Unfortunately, the landscape of Clojure CRDTs isn’t ideal for me. I found three libraries, but they all have issues and/or don’t meet certain requirements of my setup:
tx-index
on top of the Replica ID and vector clock) and is something I don’t want as I already have transaction logic in the Operations system.While I was researching these libraries, I was concurrently reading up about how collaborative text algorithms generally work (partly so I can explain it here!), and found Joseph Gentle. He’s done a lot of work in the area, for example helping work on Google Wave, creating the previously mentioned ShareJS, and since then has both published academic work and created implementations of high performance CRDTs. He really knows his stuff, and very helpfully has made a series of reference implementations and Youtube videos where he talks about building a CRDT from scratch. I didn’t originally plan to build a CRDT, partly because I had perceived them as very complex things that you should basically never implement yourself, and while I still believe this in the general, after watching his videos I was given the confidence that it’s not so complex as to make it untenable for me to do it for this project, and so that’s what I did: I created an implementation of one of the newest collaborative text algorithms, Eg-walker, in Clojure for my project.
Without going into too many of the details — if for no other reason that this post is long enough and Joseph explains this stuff better than I could — the Eg-Walker algorithm is essentially the best of the OT and CRDT worlds, such that you can store operations similar to OT (just the position and character of the change), you don’t need to store tombstones and eat that storage cost of that, and you get guaranteed conflict-free merging of two documents like in a CRDT (with minimized interleaving too). For my project specifically it’s also nice that it fits well into the Operations system too. I imagine that in the future modern collaborative text systems will use such an algorithm by default, or something along these lines, since its tradeoffs are reduced compared to OT and CRDT.

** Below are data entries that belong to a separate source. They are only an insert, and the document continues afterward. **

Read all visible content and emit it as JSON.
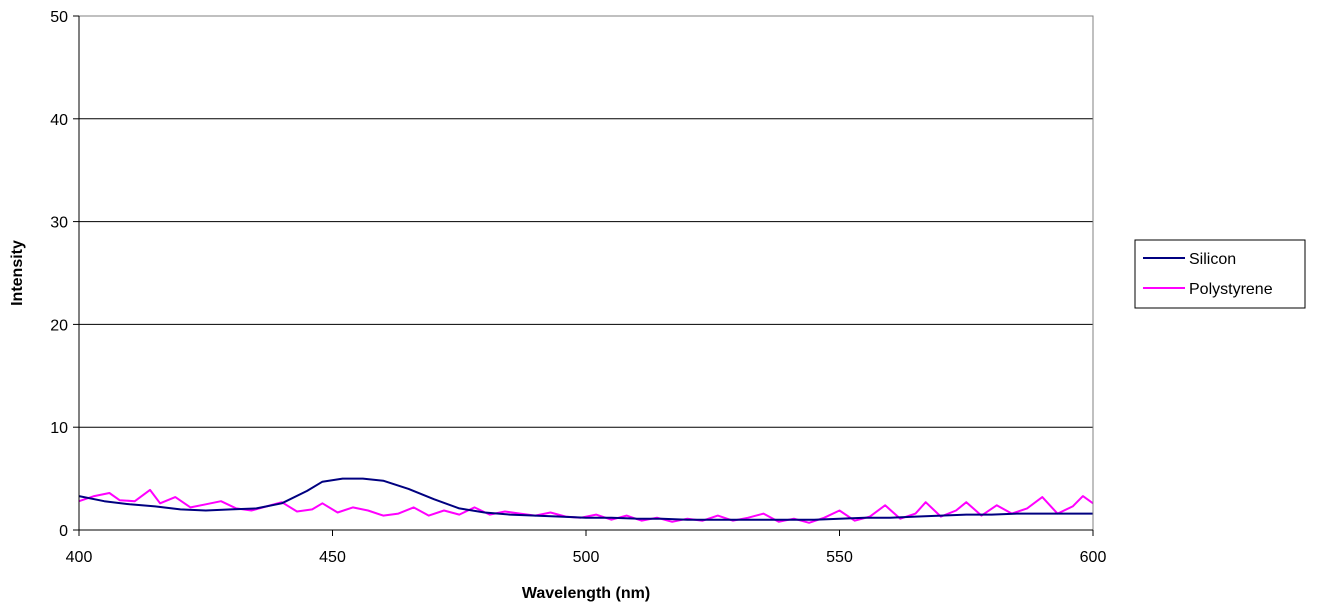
{
  "chart_data": {
    "type": "line",
    "xlabel": "Wavelength (nm)",
    "ylabel": "Intensity",
    "xlim": [
      400,
      600
    ],
    "ylim": [
      0,
      50
    ],
    "x_ticks": [
      "400",
      "450",
      "500",
      "550",
      "600"
    ],
    "y_ticks": [
      "0",
      "10",
      "20",
      "30",
      "40",
      "50"
    ],
    "grid": "horizontal",
    "legend_position": "right",
    "series": [
      {
        "name": "Silicon",
        "color": "#000080",
        "x": [
          400,
          405,
          410,
          415,
          420,
          425,
          430,
          435,
          440,
          445,
          448,
          452,
          456,
          460,
          465,
          470,
          475,
          480,
          485,
          490,
          495,
          500,
          505,
          510,
          515,
          520,
          525,
          530,
          535,
          540,
          545,
          550,
          555,
          560,
          565,
          570,
          575,
          580,
          585,
          590,
          595,
          600
        ],
        "y": [
          3.3,
          2.8,
          2.5,
          2.3,
          2.0,
          1.9,
          2.0,
          2.1,
          2.6,
          3.8,
          4.7,
          5.0,
          5.0,
          4.8,
          4.0,
          3.0,
          2.1,
          1.7,
          1.5,
          1.4,
          1.3,
          1.2,
          1.2,
          1.1,
          1.1,
          1.0,
          1.0,
          1.0,
          1.0,
          1.0,
          1.0,
          1.1,
          1.2,
          1.2,
          1.3,
          1.4,
          1.5,
          1.5,
          1.6,
          1.6,
          1.6,
          1.6
        ]
      },
      {
        "name": "Polystyrene",
        "color": "#ff00ff",
        "x": [
          400,
          403,
          406,
          408,
          411,
          414,
          416,
          419,
          422,
          425,
          428,
          431,
          434,
          437,
          440,
          443,
          446,
          448,
          451,
          454,
          457,
          460,
          463,
          466,
          469,
          472,
          475,
          478,
          481,
          484,
          487,
          490,
          493,
          496,
          499,
          502,
          505,
          508,
          511,
          514,
          517,
          520,
          523,
          526,
          529,
          532,
          535,
          538,
          541,
          544,
          547,
          550,
          553,
          556,
          559,
          562,
          565,
          567,
          570,
          573,
          575,
          578,
          581,
          584,
          587,
          590,
          593,
          596,
          598,
          600
        ],
        "y": [
          2.8,
          3.3,
          3.6,
          2.9,
          2.8,
          3.9,
          2.6,
          3.2,
          2.2,
          2.5,
          2.8,
          2.1,
          1.9,
          2.3,
          2.7,
          1.8,
          2.0,
          2.6,
          1.7,
          2.2,
          1.9,
          1.4,
          1.6,
          2.2,
          1.4,
          1.9,
          1.5,
          2.2,
          1.5,
          1.8,
          1.6,
          1.4,
          1.7,
          1.3,
          1.2,
          1.5,
          1.0,
          1.4,
          0.9,
          1.2,
          0.8,
          1.1,
          0.9,
          1.4,
          0.9,
          1.2,
          1.6,
          0.8,
          1.1,
          0.7,
          1.2,
          1.9,
          0.9,
          1.3,
          2.4,
          1.1,
          1.6,
          2.7,
          1.3,
          1.9,
          2.7,
          1.4,
          2.4,
          1.6,
          2.1,
          3.2,
          1.6,
          2.3,
          3.3,
          2.6
        ]
      }
    ]
  }
}
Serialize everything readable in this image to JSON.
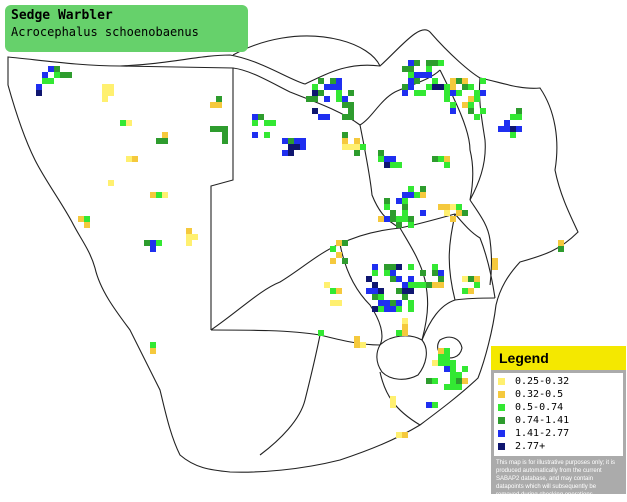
{
  "title": {
    "common_name": "Sedge Warbler",
    "scientific_name": "Acrocephalus schoenobaenus"
  },
  "legend": {
    "heading": "Legend",
    "items": [
      {
        "label": "0.25-0.32",
        "color": "#fff070"
      },
      {
        "label": "0.32-0.5",
        "color": "#f5c93d"
      },
      {
        "label": "0.5-0.74",
        "color": "#33e833"
      },
      {
        "label": "0.74-1.41",
        "color": "#2e9c2e"
      },
      {
        "label": "1.41-2.77",
        "color": "#1f2ff0"
      },
      {
        "label": "2.77+",
        "color": "#0f1670"
      }
    ],
    "disclaimer": "This map is for illustrative purposes only; it is produced automatically from the current SABAP2 database, and may contain datapoints which will subsequently be removed during checking operations."
  },
  "colors": {
    "border_lines": "#222222",
    "title_background": "#66d16b",
    "legend_header": "#f4e800"
  }
}
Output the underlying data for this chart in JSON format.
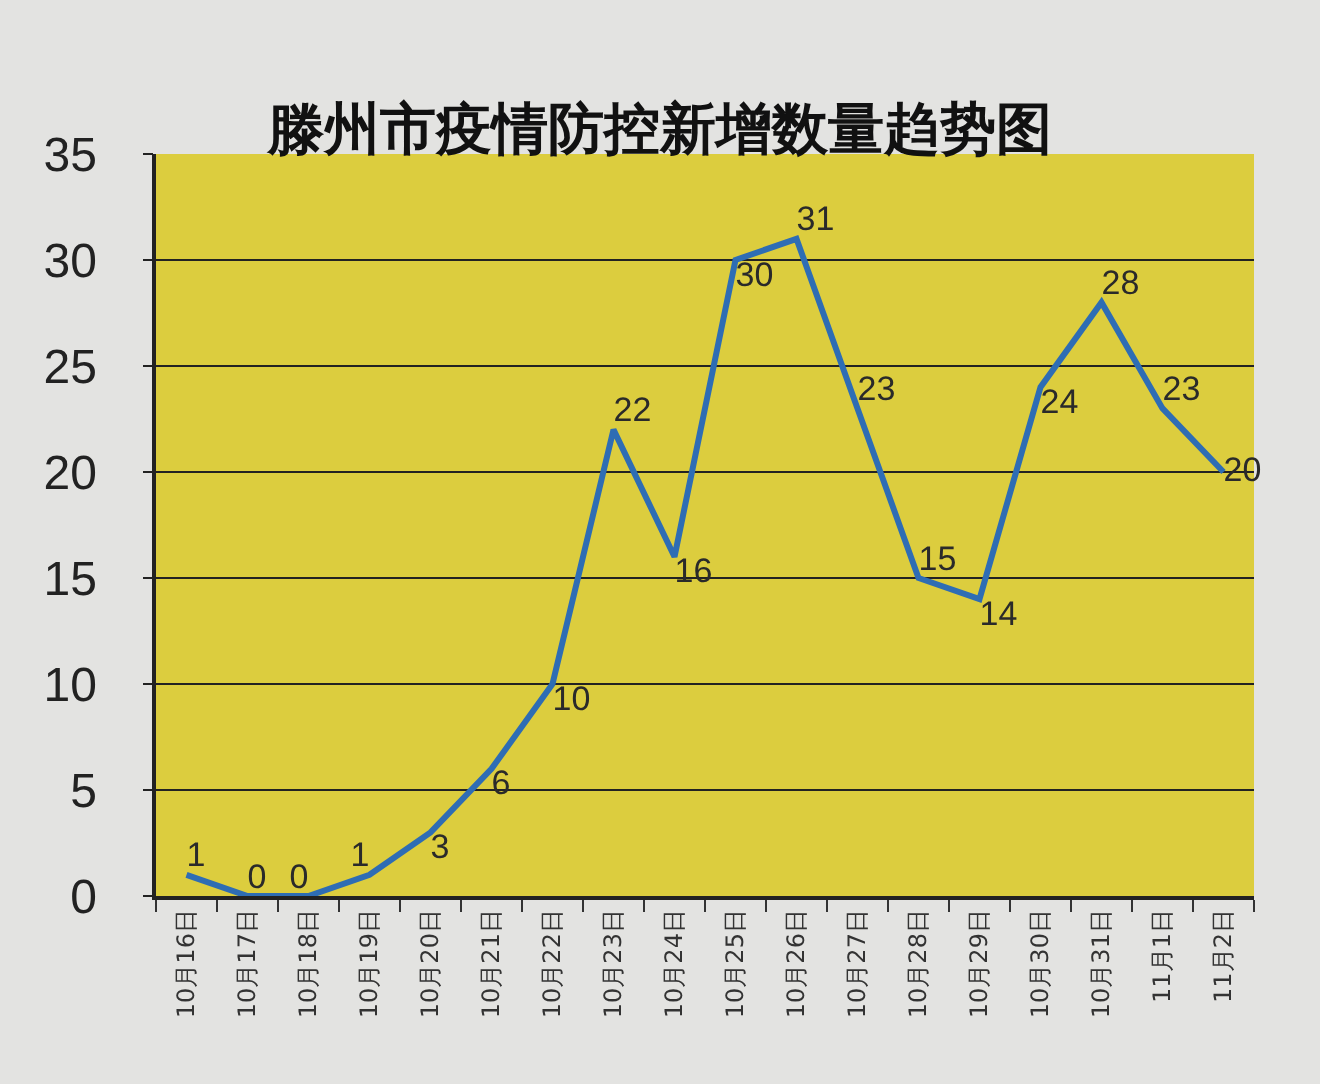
{
  "chart_data": {
    "type": "line",
    "title": "滕州市疫情防控新增数量趋势图",
    "categories": [
      "10月16日",
      "10月17日",
      "10月18日",
      "10月19日",
      "10月20日",
      "10月21日",
      "10月22日",
      "10月23日",
      "10月24日",
      "10月25日",
      "10月26日",
      "10月27日",
      "10月28日",
      "10月29日",
      "10月30日",
      "10月31日",
      "11月1日",
      "11月2日"
    ],
    "series": [
      {
        "color": "#2e6db4",
        "values": [
          1,
          0,
          0,
          1,
          3,
          6,
          10,
          22,
          16,
          30,
          31,
          23,
          15,
          14,
          24,
          28,
          23,
          20
        ]
      }
    ],
    "ylim": [
      0,
      35
    ],
    "yticks": [
      0,
      5,
      10,
      15,
      20,
      25,
      30,
      35
    ],
    "grid": "y",
    "data_labels": true,
    "marker": "none",
    "line_style": "solid"
  }
}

As of the date of publishing this dev log, my implementation isn’t ready for open sourcing (I want to add more tests, and generally clean it up), but I plan to do so and I’ll update this post when I do. I’m looking forward to sharing what I’ve learned and implemented to the community so that they can get the benefits of a powerful collaborative text library too. Stay tuned (follow me on Github).◾️
P.S. I’ve started a new job at Tower! On the positive side, I’m enjoying it so far and learning a lot (I’ve never programmed in Go or Rust before), the team is welcoming, and to be honest it’s kind of nice to be back to a regular schedule of working, but on the negative side, that means I’m going to have less time to focus on this project. This does not mean I’m putting the project on ice like it was back in 2024, but it does mean that work on it and updates in the form of these logs will be less frequent than they already were. I still strive to keep a cadence of monthly/bi-monthly logs, but not sure how realistic it is.
If you’re reading this: 1. thanks! 2. I’ll add an RSS feed at some point so you don’t have to manually check.